Menu
Economia

Plano de Lula para gestão pública: Governo prepara nova lei que mira de Orçamento a estatais e ONGs

O projeto do Executivo promove uma revisão geral no funcionamento de órgãos federais, estatais, transferências para Estados e municípios

Redação Jornal de Brasília

31/10/2025 6h52

reforma administrativa

reforma administrativa

O governo do presidente Luiz Inácio Lula da Silva (PT) prepara um projeto com uma nova lei para a gestão pública no País, em meio ao debate em torno da reforma administrativa protocolada na Câmara dos Deputados.

O projeto do Executivo promove uma revisão geral no funcionamento de órgãos federais, estatais, transferências para Estados e municípios, parcerias com organizações não governamentais (ONGs) e execução do Orçamento da União.

O Estadão teve acesso à minuta da proposta em discussão no Poder Executivo. O conteúdo não representa a versão final do projeto, que ainda está em fase de construção. A nova lei se propõe a revisar um decreto de 1967, que até hoje estabelece a organização da administração pública federal.

O projeto foi concebido pelo Ministério da Gestão e da Inovação em Serviços Públicos (MGI) e pela Advocacia-Geral da União (AGU) com uma comissão de especialistas formada em 2024. Procurados, os dois órgãos não comentaram o projeto. O MGI informou que o texto deve ser entregue em dezembro e detalhes serão dados na apresentação da proposta.

Nos bastidores, o governo discute o momento de apresentar a proposta, que pode servir como alternativa da gestão Lula à reforma administrativa protocolada na Câmara e patrocinada pelo presidente da Casa, Hugo Motta (Republicanos-PB).

O governo emplacou medidas que apoia na reforma em tramitação no Congresso, como o fim do supersalários, mas resiste a apoiar a proposta ampla diante da forte oposição de servidores e sindicatos ligados ao PT. O ano pré-eleitoral afasta ainda mais um posicionamento e empenho do governo na direção da proposta.

Projeto obriga eficiência e flexibiliza punição a agentes públicos

O projeto em elaboração pelo Executivo estabelece princípios gerais para a administração pública, como aumentar a efetividade da ação pública, a eficiência, a produtividade e a qualidade do gasto público.
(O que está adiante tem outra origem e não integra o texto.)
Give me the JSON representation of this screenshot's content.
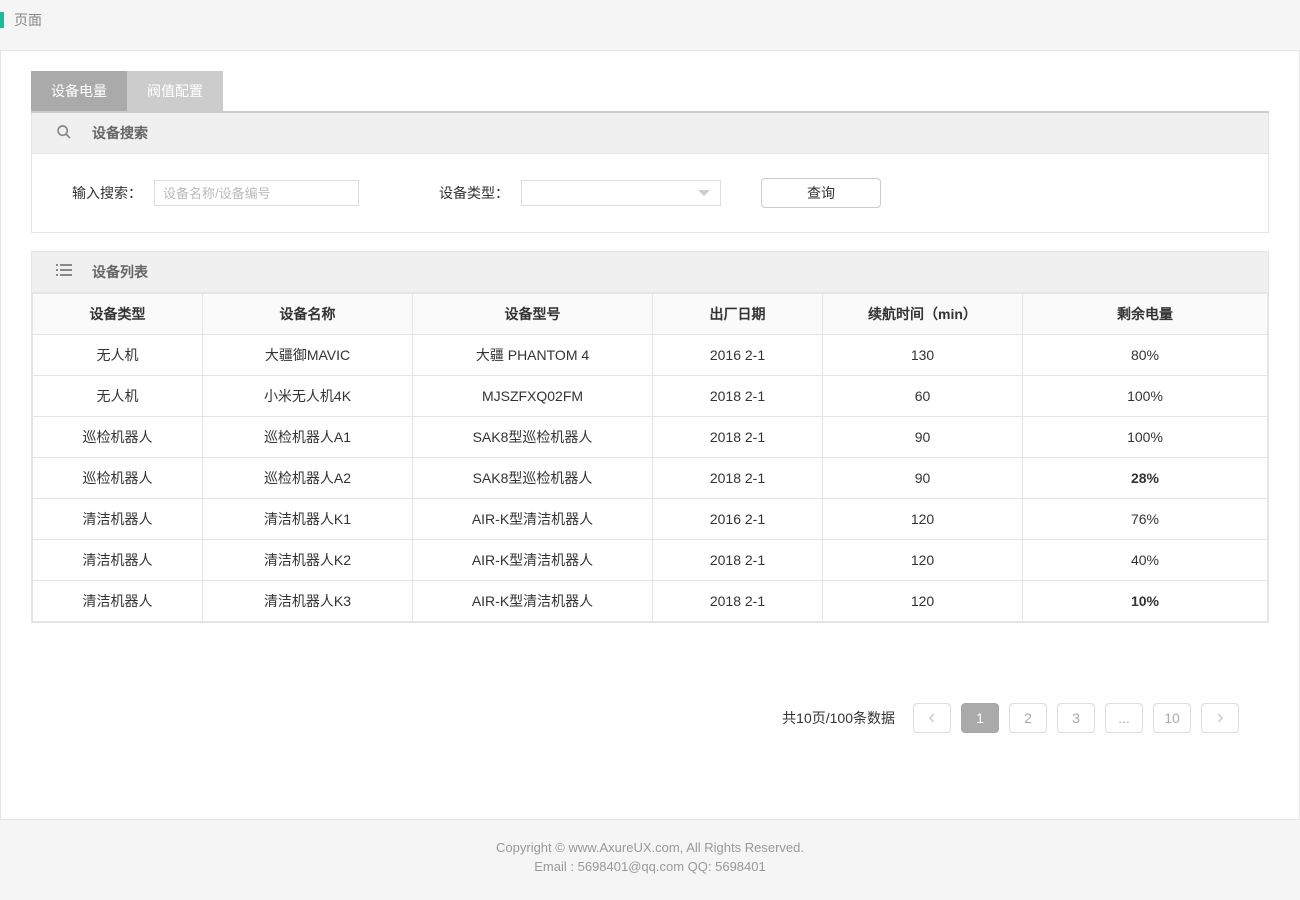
{
  "header": {
    "title": "页面"
  },
  "tabs": [
    {
      "label": "设备电量",
      "active": true
    },
    {
      "label": "阀值配置",
      "active": false
    }
  ],
  "search": {
    "section_title": "设备搜索",
    "input_label": "输入搜索：",
    "input_placeholder": "设备名称/设备编号",
    "type_label": "设备类型：",
    "query_button": "查询"
  },
  "list": {
    "section_title": "设备列表",
    "columns": [
      "设备类型",
      "设备名称",
      "设备型号",
      "出厂日期",
      "续航时间（min）",
      "剩余电量"
    ],
    "rows": [
      {
        "type": "无人机",
        "name": "大疆御MAVIC",
        "model": "大疆 PHANTOM 4",
        "date": "2016 2-1",
        "duration": "130",
        "battery": "80%",
        "low": false
      },
      {
        "type": "无人机",
        "name": "小米无人机4K",
        "model": "MJSZFXQ02FM",
        "date": "2018 2-1",
        "duration": "60",
        "battery": "100%",
        "low": false
      },
      {
        "type": "巡检机器人",
        "name": "巡检机器人A1",
        "model": "SAK8型巡检机器人",
        "date": "2018 2-1",
        "duration": "90",
        "battery": "100%",
        "low": false
      },
      {
        "type": "巡检机器人",
        "name": "巡检机器人A2",
        "model": "SAK8型巡检机器人",
        "date": "2018 2-1",
        "duration": "90",
        "battery": "28%",
        "low": true
      },
      {
        "type": "清洁机器人",
        "name": "清洁机器人K1",
        "model": "AIR-K型清洁机器人",
        "date": "2016 2-1",
        "duration": "120",
        "battery": "76%",
        "low": false
      },
      {
        "type": "清洁机器人",
        "name": "清洁机器人K2",
        "model": "AIR-K型清洁机器人",
        "date": "2018 2-1",
        "duration": "120",
        "battery": "40%",
        "low": false
      },
      {
        "type": "清洁机器人",
        "name": "清洁机器人K3",
        "model": "AIR-K型清洁机器人",
        "date": "2018 2-1",
        "duration": "120",
        "battery": "10%",
        "low": true
      }
    ]
  },
  "pagination": {
    "info": "共10页/100条数据",
    "pages": [
      "1",
      "2",
      "3",
      "...",
      "10"
    ],
    "active": "1"
  },
  "footer": {
    "line1": "Copyright © www.AxureUX.com, All Rights Reserved.",
    "line2": "Email : 5698401@qq.com  QQ: 5698401"
  }
}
Também há um marco legal de inovação, permitindo que órgãos implementem projetos piloto para testar soluções inovadoras antes de sua adoção em larga escala, sem responsabilização dos agentes públicos sobre o insucesso desses testes.

O projeto também flexibiliza as punições para agentes públicos. Servidores só serão responsabilizados por falhas e desvios se for comprovado o dolo ou a culpa na conduta, ou seja, a intenção deliberada.

Uma mudança na legislação em 2021 já trouxe um dispositivo parecido, mas hoje ainda há insegurança e entendimentos diferentes de tribunais de contas sobre a responsabilização dos atos.

Gastos terão de ser planejados e governo poderá adotar orçamento trianual

A proposta obriga que os gastos da União sejam planejados e acompanhados, na tentativa de estabelecer uma dinâmica que, na prática, nunca funcionou. O texto incorpora uma revisão na Lei de Finanças Públicas, da década de 1960, que chegou a ser formulada pelo Ministério do Planejamento e Orçamento mas ficou parada.

O projeto estabelece a integração obrigatória entre o Plano Plurianual (PPA), que define as metas do governo para quatro anos, a Lei de Diretrizes Orçamentárias (LDO), que traz as regras para o Orçamento de cada ano, e a Lei Orçamentária Anual (LOA), que estima a receita e define as despesas da União.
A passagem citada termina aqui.